Article Text
Abstract
Background and aims We report here the use of bilateral multiple level injections ultrasound-guided TPVB combined with sedation as a sole anesthesia technique for critical ill patient (ASA IVE) undergoing pericardial drainage by lower midline chest incision. Hemodynamic instability is the major concern in surgical patients with pericardial diseases. In addition our patient has CHF (NYHA3), AFib and right side pnemothorax. Anesthesia in such patients requires special attention because of low cardiac capacity and respiratory function. Effectively blocking pain pathways is important to control the heart rate and prevent postoperative respiratory compromise. The aim was to avoid general anesthesia by providing bilateral TPVB without any complications.
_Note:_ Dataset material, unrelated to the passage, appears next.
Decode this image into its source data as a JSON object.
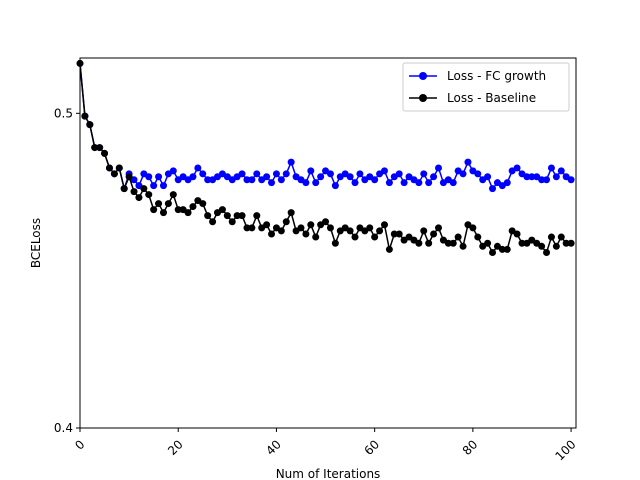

Methods We planned to perform bilateral multiple level injections ultrasound-guided TPVB at level of T6 and T7. Using transversal technique at the articular process view in-plane for one side and the sagittal technique at the transverse process view in-plane for the other side. The proper placement of the needle in the paravertebral space was confirmed with hydrolocation then 0.25% Ropivacaine 10 ml injected after negative aspiration of blood or air. Total amount: 40 ml of 0.25% Ropivacaine (10 ml each injection). Sedation: Dexmedetomidine.
Results No complications occurred. At the end of surgery the patient was comfortable, free of pain until postoperative day 2 (pain score 2–3/10) and discharged home after 24 days without any complications.
Conclusions For patients with limited cardiac reserve due to pericardial effusion, bilateral TPVB as the sole anesthesia technique should be strongly considered for performing surgical pericardial drainage when general anesthesia is not desirable and this could be a new indication for bilateral TPVB.